Note: Dan Rather knows about push polling since he and CBS often engaged in it often during various Clinton Administration scandals. See also Compare and Contrast.
"Southern hostility. McCain says Bush has started using push polling in South Carolina."
--Dan Rather on the CBS Evening News, February 10, 2000.
Note: The Associated Press reported that Bush accused McCain of doing this as well, but Rather did not report this.
IMUS: "That would be pretty exciting, a McCain, Bush, Gore campaign,
wouldn't it? A three-way race -- that would be fun."
RATHER: "Oh man, we'd be having a three thousand calorie attack every
minute."
IMUS: "Actually, maybe we ought to pull for that."
RATHER: "Well, I got to tell you, realistically, if you're going to pull for
something -- you know, I'm not in the pulling business -- but if you're the
I-man, in there with your faithful Indian companions, and you and
Charles and Bernard want to pull for something, that's not something too
bad to pull for."
--Dan Rather and Don Imus on Imus in the Morning, March 7, 2000.
Title of a column:
"McCain Has Targeted Political Center; Other Candidates Should Take Notice."
--Dan Rather in "Rather's Notebook" on the CBS News Web Site, February 22, 2000.
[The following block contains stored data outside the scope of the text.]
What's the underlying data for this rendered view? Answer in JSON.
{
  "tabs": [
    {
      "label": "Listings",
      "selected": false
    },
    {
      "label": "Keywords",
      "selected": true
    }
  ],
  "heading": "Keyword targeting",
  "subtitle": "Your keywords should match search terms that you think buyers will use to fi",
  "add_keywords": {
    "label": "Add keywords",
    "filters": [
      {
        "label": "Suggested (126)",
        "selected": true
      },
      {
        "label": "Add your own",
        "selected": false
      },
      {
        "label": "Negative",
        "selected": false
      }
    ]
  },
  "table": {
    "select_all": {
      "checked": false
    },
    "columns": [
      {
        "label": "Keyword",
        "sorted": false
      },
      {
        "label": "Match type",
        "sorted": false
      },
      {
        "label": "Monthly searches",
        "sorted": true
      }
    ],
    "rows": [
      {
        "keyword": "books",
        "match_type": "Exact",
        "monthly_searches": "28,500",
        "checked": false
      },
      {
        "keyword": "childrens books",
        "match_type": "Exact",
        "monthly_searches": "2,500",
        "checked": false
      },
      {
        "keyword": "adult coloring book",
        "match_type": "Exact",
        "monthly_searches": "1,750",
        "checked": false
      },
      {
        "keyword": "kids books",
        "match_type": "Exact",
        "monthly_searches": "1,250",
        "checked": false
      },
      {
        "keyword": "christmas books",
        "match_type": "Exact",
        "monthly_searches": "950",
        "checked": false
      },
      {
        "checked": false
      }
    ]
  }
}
George W. Bush had captured the Republican nomination after his Super Tuesday victory. Dan Rather interviewed John McCain shortly thereafter:
RATHER (narrating): "Governor Bush hasn't been exactly gracious in victory. In an interview last week with the New York Times, Bush said he had learned nothing from and would make no concessions to McCain." "Asked about the many new voters McCain had attracted, Bush said, 'Well, then how come he didn't win?'"
RATHER: "Now that doesn't sound to me like a candidate, Governor Bush, who's in any mood whatsoever to listen to very much of anything you have to say." "In your opinion, has Bush been a classy winner?"
MCCAIN: "I think he has conducted himself well, yes."
RATHER: "Even given what he said to the Times reporters?"
RATHER (narrating): "Bush may be talking about McCain, but he's not talking to him. Even though Bush will need McCain's supporters, he hasn't telephoned since McCain returned from his vacation."
MCCAIN: "I know that he's very busy with formulating their campaign against Al Gore, so I'm sure there'll be discussions."
RATHER: "You're asking me to believe, or not, that you're not disappointed that he hasn't called you?"
MCCAIN: Oh no, I'm not disappointed. I know they've been very busy.
RATHER: "Whew! [exhaling in disbelief] You sure he gets that busy?"
RATHER: "The leadership of your own party, left to their own devices, would cut your heart out and throw your liver to the dogs."
RATHER: "In South Carolina, Bush supporters were spreading scurrilous, really scurrilous stuff, and untrue." "How do you feel about that today?" "I have to believe you were angry about it at the time."
--Dan Rather interview John McCain on 60 Minutes II, March 21, 2000.
"Tonight CBS is reporting to you in depth on a campaign finance law loophole that makes a mockery of reforms advocated by the McCain campaign."
--Dan Rather on the CBS Evening News, May 16, 2000.